Hello s_ingram Quote:

Originally Posted by

**s_ingram** Hi guys,

I am struggling with this polar equation problem:

The polar equation of a circle is $\displaystyle r = 4\cos\theta$ and two points $\displaystyle P(4,0)$ and $\displaystyle Q(2\sqrt{2}, \frac{\pi}{4})$ are found where the circle intersects the line $\displaystyle r = 2\sqrt{2}\sec(\frac{\pi}{4}-\theta)$. Calculating P and Q was the first part of the problem. Now find the equations of the two half lines from the origin which are tangents to the circle which has PQ as diameter.

Maybe there is a way of doing this working directly with polar coordinates but I switch to cartesian and then convert back at the end. Perhaps this is not the best method - in which case I am open to suggestions.
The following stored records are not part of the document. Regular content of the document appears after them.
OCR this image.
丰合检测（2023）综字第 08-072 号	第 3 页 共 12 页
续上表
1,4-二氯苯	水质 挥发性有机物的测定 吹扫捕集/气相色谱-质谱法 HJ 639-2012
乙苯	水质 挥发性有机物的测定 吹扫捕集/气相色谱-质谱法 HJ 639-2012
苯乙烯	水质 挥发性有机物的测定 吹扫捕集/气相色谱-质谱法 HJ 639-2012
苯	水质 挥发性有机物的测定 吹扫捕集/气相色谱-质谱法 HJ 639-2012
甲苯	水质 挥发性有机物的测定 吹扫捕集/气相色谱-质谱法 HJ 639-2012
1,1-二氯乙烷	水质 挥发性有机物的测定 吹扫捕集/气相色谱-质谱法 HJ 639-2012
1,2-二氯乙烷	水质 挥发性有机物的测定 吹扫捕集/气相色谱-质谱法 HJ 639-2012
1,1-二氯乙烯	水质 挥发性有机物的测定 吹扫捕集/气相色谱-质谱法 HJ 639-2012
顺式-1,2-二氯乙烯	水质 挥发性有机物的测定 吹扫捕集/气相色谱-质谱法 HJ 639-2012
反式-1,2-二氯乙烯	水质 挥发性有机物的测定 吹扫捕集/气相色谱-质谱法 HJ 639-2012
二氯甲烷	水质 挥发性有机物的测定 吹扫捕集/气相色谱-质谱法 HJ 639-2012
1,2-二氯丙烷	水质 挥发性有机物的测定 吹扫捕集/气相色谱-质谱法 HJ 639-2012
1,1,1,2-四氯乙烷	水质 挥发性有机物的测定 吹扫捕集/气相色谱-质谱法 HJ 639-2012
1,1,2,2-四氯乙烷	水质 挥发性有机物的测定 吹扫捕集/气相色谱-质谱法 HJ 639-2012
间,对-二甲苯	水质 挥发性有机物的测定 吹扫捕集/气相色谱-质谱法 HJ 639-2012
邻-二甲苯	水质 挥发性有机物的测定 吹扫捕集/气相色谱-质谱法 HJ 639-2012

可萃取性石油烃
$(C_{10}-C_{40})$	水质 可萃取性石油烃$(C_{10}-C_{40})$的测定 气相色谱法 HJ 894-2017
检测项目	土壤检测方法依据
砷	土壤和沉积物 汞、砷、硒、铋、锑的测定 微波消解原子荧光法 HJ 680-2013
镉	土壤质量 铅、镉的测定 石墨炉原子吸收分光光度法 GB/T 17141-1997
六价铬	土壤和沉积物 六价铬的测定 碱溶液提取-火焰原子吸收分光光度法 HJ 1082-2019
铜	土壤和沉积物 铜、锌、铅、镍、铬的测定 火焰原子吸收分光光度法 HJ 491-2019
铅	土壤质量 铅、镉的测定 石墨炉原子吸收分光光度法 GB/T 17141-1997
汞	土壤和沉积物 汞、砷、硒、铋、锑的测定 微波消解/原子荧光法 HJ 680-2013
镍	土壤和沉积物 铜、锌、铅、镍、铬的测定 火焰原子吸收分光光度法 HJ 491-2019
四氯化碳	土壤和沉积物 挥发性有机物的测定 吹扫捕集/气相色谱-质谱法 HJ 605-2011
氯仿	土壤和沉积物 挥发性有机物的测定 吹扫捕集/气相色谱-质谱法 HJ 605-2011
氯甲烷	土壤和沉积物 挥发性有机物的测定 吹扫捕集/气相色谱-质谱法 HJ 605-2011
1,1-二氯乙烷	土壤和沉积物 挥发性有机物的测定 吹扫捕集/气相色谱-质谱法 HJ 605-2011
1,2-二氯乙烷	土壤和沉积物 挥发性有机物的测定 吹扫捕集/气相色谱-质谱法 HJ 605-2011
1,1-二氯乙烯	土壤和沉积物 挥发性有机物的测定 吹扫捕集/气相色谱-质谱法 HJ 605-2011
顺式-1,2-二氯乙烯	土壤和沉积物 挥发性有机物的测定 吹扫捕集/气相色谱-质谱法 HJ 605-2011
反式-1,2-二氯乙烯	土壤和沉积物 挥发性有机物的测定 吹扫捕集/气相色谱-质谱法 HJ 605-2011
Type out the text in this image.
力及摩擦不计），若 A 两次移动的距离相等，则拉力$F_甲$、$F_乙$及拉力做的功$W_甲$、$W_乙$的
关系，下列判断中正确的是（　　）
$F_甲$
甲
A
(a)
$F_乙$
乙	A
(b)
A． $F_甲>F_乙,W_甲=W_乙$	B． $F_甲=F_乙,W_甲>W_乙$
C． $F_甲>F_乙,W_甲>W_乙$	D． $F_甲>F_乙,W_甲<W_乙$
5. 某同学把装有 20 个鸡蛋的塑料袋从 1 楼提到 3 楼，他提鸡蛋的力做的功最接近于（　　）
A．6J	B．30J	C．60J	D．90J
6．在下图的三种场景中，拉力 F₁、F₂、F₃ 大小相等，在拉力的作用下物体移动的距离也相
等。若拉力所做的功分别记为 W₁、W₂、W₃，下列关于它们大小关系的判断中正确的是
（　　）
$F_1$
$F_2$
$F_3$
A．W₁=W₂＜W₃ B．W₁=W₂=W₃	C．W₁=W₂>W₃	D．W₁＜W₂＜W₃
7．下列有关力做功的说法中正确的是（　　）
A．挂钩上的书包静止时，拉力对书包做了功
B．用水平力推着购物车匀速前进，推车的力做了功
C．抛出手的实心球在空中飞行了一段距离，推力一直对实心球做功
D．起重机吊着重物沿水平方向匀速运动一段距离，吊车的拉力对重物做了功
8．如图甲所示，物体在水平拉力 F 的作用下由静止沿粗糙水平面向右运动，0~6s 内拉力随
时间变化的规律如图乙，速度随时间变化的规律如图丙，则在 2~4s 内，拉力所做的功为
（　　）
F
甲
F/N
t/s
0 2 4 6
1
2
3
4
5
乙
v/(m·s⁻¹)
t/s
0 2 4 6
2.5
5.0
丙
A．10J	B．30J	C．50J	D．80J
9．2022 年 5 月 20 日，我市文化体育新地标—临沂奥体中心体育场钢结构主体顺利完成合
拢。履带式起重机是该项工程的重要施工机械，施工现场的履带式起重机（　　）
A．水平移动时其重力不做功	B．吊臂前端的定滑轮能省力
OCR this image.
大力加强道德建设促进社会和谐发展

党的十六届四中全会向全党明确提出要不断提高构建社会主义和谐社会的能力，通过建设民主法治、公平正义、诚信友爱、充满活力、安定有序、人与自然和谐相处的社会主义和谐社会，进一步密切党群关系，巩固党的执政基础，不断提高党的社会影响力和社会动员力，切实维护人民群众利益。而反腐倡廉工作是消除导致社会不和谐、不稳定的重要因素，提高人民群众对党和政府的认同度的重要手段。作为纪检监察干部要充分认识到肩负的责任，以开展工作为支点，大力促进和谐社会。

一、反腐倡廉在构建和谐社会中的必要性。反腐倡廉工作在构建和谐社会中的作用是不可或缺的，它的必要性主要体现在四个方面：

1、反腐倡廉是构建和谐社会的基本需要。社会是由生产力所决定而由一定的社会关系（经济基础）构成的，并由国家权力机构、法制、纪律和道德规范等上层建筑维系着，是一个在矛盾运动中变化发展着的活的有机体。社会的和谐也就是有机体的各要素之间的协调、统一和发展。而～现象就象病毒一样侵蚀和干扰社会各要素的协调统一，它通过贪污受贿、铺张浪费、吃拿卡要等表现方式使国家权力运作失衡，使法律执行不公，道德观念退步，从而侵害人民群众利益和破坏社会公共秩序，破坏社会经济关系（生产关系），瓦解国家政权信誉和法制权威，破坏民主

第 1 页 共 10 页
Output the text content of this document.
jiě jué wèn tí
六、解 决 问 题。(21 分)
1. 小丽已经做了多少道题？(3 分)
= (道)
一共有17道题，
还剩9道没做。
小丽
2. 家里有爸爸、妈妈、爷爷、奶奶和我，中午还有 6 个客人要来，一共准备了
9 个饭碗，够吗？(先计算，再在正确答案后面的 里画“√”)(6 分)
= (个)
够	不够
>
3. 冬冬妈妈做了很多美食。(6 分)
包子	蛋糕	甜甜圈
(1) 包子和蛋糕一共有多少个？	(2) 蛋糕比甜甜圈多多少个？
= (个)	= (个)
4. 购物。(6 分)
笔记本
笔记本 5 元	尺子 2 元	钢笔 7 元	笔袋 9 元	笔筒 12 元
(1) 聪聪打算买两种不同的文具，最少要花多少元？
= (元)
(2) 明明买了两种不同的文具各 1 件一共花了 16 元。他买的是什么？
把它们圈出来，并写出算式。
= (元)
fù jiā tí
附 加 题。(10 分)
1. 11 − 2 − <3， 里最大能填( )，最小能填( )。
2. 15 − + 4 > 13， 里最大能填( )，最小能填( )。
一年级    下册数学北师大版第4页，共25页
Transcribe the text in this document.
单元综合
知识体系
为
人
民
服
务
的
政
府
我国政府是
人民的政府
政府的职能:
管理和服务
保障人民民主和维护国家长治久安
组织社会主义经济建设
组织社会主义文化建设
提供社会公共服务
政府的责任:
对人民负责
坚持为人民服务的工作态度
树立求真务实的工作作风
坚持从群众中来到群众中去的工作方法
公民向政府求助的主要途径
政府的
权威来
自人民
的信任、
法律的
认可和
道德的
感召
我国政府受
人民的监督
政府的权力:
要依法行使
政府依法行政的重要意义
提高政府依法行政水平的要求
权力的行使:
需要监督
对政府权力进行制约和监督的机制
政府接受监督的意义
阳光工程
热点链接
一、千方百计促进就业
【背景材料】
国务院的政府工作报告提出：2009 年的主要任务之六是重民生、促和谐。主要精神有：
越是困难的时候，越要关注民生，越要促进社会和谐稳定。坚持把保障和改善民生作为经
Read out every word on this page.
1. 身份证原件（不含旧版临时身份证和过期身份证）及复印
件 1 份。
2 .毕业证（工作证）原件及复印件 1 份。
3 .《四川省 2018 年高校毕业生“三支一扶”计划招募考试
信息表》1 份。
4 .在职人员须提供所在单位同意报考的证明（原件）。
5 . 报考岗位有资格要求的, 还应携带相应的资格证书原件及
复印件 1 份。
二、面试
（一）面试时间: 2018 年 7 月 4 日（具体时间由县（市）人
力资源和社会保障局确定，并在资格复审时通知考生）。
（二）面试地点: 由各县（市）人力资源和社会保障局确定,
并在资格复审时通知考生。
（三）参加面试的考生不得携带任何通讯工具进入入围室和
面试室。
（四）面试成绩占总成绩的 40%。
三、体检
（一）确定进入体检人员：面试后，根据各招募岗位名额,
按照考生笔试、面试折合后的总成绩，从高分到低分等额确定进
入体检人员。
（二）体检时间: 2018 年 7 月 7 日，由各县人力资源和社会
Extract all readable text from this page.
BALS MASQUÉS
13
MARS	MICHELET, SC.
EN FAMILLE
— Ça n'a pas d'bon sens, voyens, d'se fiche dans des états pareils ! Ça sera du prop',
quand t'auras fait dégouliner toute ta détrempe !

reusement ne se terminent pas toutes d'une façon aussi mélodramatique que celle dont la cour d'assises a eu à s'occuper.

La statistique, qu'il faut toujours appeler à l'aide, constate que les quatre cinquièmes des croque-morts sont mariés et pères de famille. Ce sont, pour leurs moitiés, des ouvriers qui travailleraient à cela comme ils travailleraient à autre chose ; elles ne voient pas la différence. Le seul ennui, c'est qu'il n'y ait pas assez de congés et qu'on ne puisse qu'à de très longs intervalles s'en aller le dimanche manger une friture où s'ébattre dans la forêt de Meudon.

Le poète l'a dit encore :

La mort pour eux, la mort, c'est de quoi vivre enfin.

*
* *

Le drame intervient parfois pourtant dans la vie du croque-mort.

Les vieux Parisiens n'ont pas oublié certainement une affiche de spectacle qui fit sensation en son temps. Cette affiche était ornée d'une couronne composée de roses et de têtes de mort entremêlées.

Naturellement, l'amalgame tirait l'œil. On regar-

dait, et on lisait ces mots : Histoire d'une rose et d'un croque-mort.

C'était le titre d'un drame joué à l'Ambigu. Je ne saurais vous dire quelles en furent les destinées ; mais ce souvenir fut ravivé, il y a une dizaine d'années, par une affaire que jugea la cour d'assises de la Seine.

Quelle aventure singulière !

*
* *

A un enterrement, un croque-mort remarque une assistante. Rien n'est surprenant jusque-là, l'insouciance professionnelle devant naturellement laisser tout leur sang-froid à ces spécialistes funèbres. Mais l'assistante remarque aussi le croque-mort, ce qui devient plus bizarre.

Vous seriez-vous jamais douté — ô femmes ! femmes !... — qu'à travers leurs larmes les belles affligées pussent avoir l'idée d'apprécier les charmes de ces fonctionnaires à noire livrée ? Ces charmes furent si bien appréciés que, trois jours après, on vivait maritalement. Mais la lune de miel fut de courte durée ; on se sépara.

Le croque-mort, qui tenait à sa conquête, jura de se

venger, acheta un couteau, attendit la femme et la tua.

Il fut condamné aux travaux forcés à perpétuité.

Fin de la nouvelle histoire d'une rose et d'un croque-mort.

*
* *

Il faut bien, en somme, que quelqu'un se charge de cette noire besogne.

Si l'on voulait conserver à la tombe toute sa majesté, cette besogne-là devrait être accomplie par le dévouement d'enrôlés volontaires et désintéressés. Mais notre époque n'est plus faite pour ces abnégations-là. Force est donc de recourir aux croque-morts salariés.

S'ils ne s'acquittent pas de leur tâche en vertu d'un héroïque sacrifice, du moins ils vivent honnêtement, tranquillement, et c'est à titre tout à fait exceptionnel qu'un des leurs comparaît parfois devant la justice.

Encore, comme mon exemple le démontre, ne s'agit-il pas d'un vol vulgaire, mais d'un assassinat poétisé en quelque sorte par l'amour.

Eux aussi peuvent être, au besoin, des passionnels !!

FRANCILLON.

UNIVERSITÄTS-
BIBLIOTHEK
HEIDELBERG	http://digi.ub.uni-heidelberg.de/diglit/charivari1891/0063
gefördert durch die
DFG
In cartesian coordinates P is (4,0) and Q is (2,2) and the second circle with PQ as diameter can be seen to have radius $\displaystyle \sqrt 2$ and to pass through R(2,0) so I calculate it's equation to be $\displaystyle x^2 + y^2 -6x -2y + 8 = 0$. See attachment. But I can't see a way to calculate the tangents from the origin! I don't know which points on the second circle will have tangents passing through the origin.

I tried implicit differentition to get a general gradient but I couldn't see how to use it. Can anyone help?

I think you're overlooking some basic geometry here about tangents to a circle.

Clearly OQ is perpendicular to QP, and hence is the tangent at Q. Its polar equation is therefore $\displaystyle \theta = \frac{\pi}{4}$.

And if the point of contact of the other tangent is T and the centre of the circle is C = (3, 1), then $\displaystyle \angle OTC = 90^o$. So $\displaystyle \sin\angle COT = \frac{CT}{OC}= \frac{\sqrt2}{\sqrt{10}}$. You can easily find the sine of the angle between OC and the x-axis. So you can work out the angle between OT and the x-axis, and hence its polar equation.